The MIXMAX generator is a family of pseudorandom number generators (PRNG) and is based on Anosov C-systems (Anosov diffeomorphism) and Kolmogorov K-systems (Kolmogorov automorphism). It was introduced in a 1986 preprint by G. Savvidy and N. Ter-Arutyunyan-Savvidy and published in 1991.

The first realization of MIXMAX generator as a Fortran code, as well the first statistical tests were performed by Norayr Akopov. The abbreviation MIXMAX for the created generator was first introduced in this article.

A fast implementation in C/C++ of the generator was developed by Konstantin Savvidy. The generator outputs numbers in the interval [1 . . 2^{61}]. The period of the generator is $10^{4389}$ and the Kolmogorov entropy is $8679.2$ for the matrix size $N = 240$. That generator occupies less than 2 kb, and if a smaller generator state is required, a N = 17 version with less than 200 bytes memory requirement also exists.

The generator works on most 64-bit systems, including 64-bit Linux flavors and Intel Mac. It has also been tested on PPC and ARM architectures. The latest version also runs on 32-bit systems and on Windows. The generator is equally usable with C++ programs, has been chosen as the default generator in CLHEP for use in Geant4 and there exists a ROOT interface and a PYTHIA interface. It has been recently tested extensively on very wide variety of platforms, as part of the CLHEP/Geant4 release. EU-funded MIXMAX project

An analysis by L’Ecuyer, Wambergue and Bourceret, see also, showed that MIXMAX generators has a lattice structure when the produced random numbers are considered in n - dimensional space larger than the dimension N of the matrix generator, and only in that high dimensions n > N they lie on a set of parallel hyperplanes and determined the maximum distance between the covering hyperplanes.

The generator multiplies a vector on the Galois field with 2^{61} − 1 elements by a matrix on the same field, and coordinates of the vector are returned, incremented to obtain the target range.
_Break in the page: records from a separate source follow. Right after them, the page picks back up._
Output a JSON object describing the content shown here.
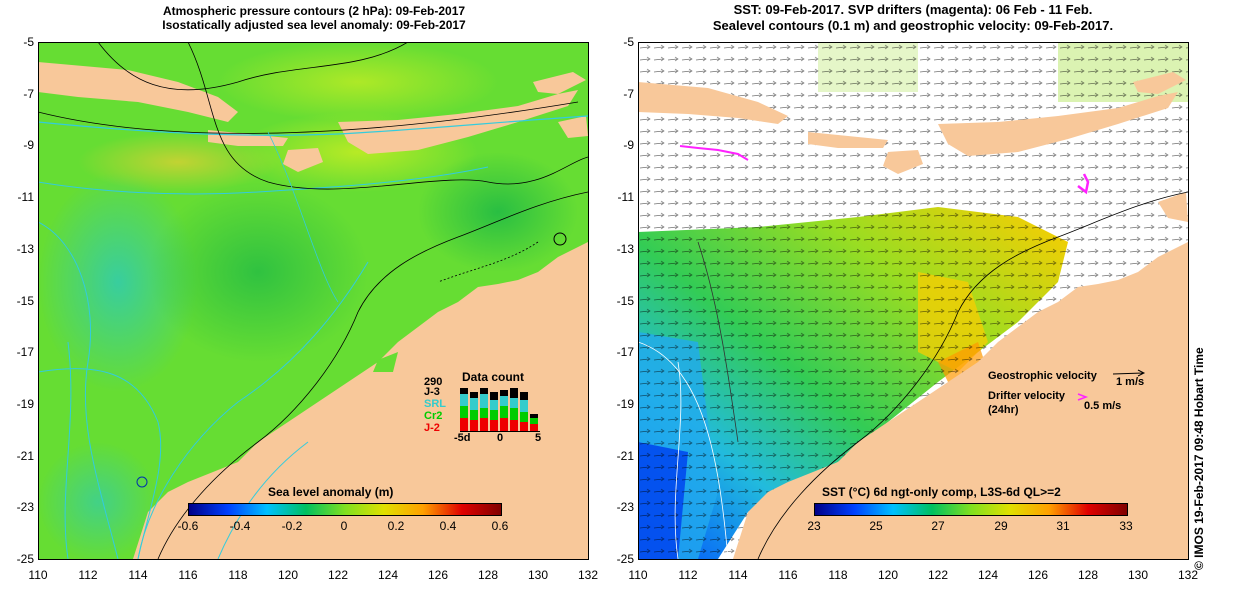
{
  "left_panel": {
    "title_line1": "Atmospheric pressure contours (2 hPa): 09-Feb-2017",
    "title_line2": "Isostatically adjusted sea level anomaly: 09-Feb-2017",
    "colorbar": {
      "title": "Sea level anomaly (m)",
      "ticks": [
        "-0.6",
        "-0.4",
        "-0.2",
        "0",
        "0.2",
        "0.4",
        "0.6"
      ],
      "colors": [
        "#000088",
        "#0040ff",
        "#00c0ff",
        "#00c060",
        "#80e020",
        "#e0e000",
        "#ffa000",
        "#e00000",
        "#800000"
      ]
    },
    "data_count": {
      "title": "Data count",
      "max_label": "290",
      "series": [
        {
          "name": "J-3",
          "color": "#000000"
        },
        {
          "name": "SRL",
          "color": "#33cccc"
        },
        {
          "name": "Cr2",
          "color": "#00cc00"
        },
        {
          "name": "J-2",
          "color": "#ee0000"
        }
      ],
      "x_ticks": [
        "-5d",
        "0",
        "5"
      ]
    }
  },
  "right_panel": {
    "title_line1": "SST: 09-Feb-2017. SVP drifters (magenta): 06 Feb - 11 Feb.",
    "title_line2": "Sealevel contours (0.1 m) and geostrophic velocity: 09-Feb-2017.",
    "legend": {
      "geo_label": "Geostrophic velocity",
      "geo_speed": "1 m/s",
      "drifter_label": "Drifter velocity",
      "drifter_period": "(24hr)",
      "drifter_speed": "0.5 m/s"
    },
    "colorbar": {
      "title": "SST (°C) 6d ngt-only comp, L3S-6d QL>=2",
      "ticks": [
        "23",
        "25",
        "27",
        "29",
        "31",
        "33"
      ],
      "colors": [
        "#000088",
        "#0040ff",
        "#00c0ff",
        "#00c060",
        "#80e020",
        "#e0e000",
        "#ffa000",
        "#e00000",
        "#800000"
      ]
    }
  },
  "axes": {
    "lat_ticks": [
      "-5",
      "-7",
      "-9",
      "-11",
      "-13",
      "-15",
      "-17",
      "-19",
      "-21",
      "-23",
      "-25"
    ],
    "lon_ticks": [
      "110",
      "112",
      "114",
      "116",
      "118",
      "120",
      "122",
      "124",
      "126",
      "128",
      "130",
      "132"
    ]
  },
  "side_text": "© IMOS 19-Feb-2017 09:48 Hobart Time",
  "colors": {
    "land": "#f8c89a",
    "ocean_left": "#66dd33",
    "ocean_right": "#ffffff"
  }
}
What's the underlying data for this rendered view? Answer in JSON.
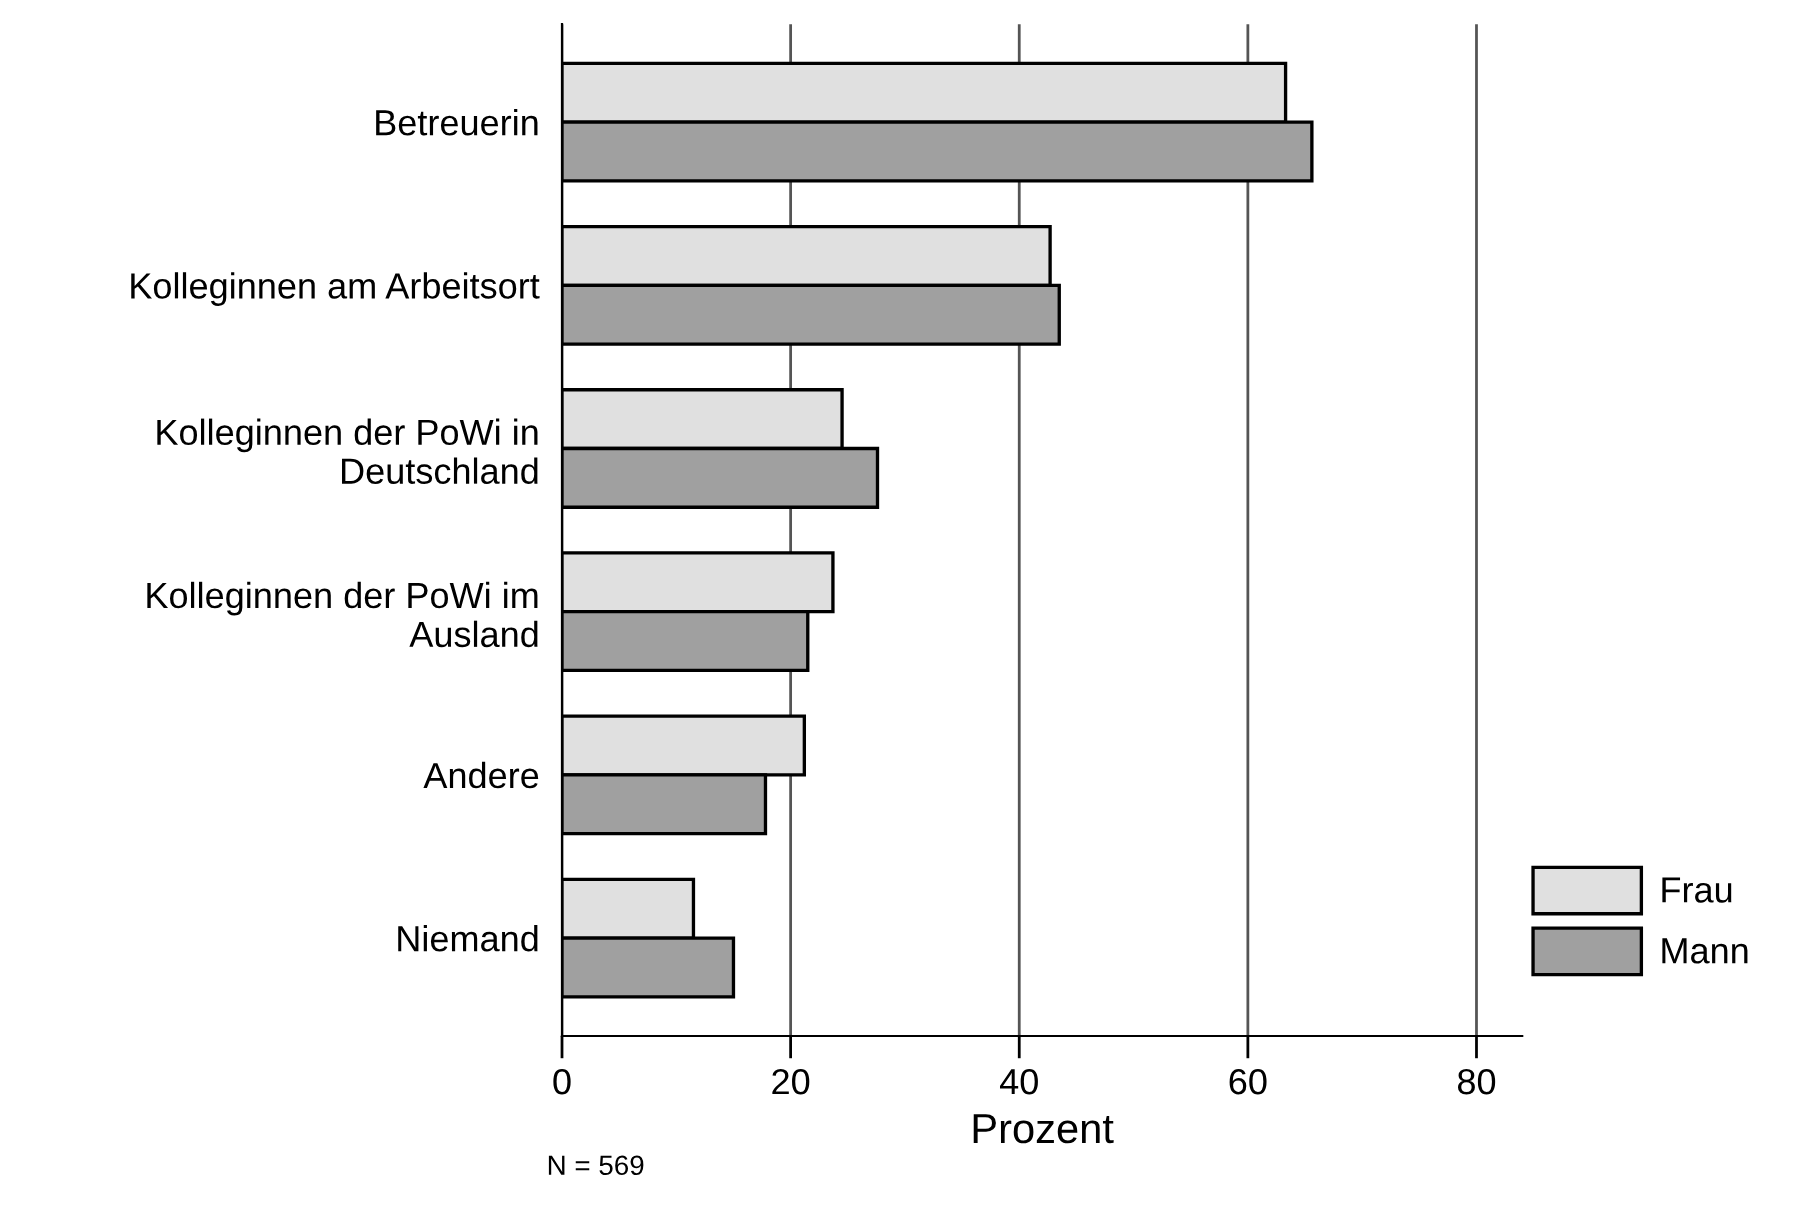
{
  "chart_data": {
    "type": "bar",
    "orientation": "horizontal",
    "xlabel": "Prozent",
    "categories": [
      "Betreuerin",
      "Kolleginnen am Arbeitsort",
      "Kolleginnen der PoWi in\nDeutschland",
      "Kolleginnen der PoWi im\nAusland",
      "Andere",
      "Niemand"
    ],
    "series": [
      {
        "name": "Frau",
        "color": "#e0e0e0",
        "values": [
          63.3,
          42.7,
          24.5,
          23.7,
          21.2,
          11.5
        ]
      },
      {
        "name": "Mann",
        "color": "#a0a0a0",
        "values": [
          65.6,
          43.5,
          27.6,
          21.5,
          17.8,
          15.0
        ]
      }
    ],
    "xlim": [
      0,
      84
    ],
    "xticks": [
      0,
      20,
      40,
      60,
      80
    ],
    "grid": "x",
    "legend": "bottom right",
    "annotations": [
      "N = 569"
    ]
  }
}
In view of the failures with collision tests reported by L’Ecuyer, Wambergue and Bourceret and subsequent failures on PractRand tests, the currently published generator has been patched: the first coordinate of the vector is never used, and the MIXMAX256 generator has been decimated so to emit one output each three (i.e., two outputs on three are discarded).

Being linear on the base Galois field, all MIXMAX variants fail the modular rank and the modular linear-complexity tests. This statistical bias can surface unexpectedly in linear-algebra computations, similarly to what happens with generators that are linear on the two-element Galois field. This linearity is not contradicted by the chaoticity of the associated dynamical systems, as the points with a chaotic trajectory are those with irrational coordinates, whereas MIXMAX is based on the linear trajectory of rational points, which have a periodic behavior.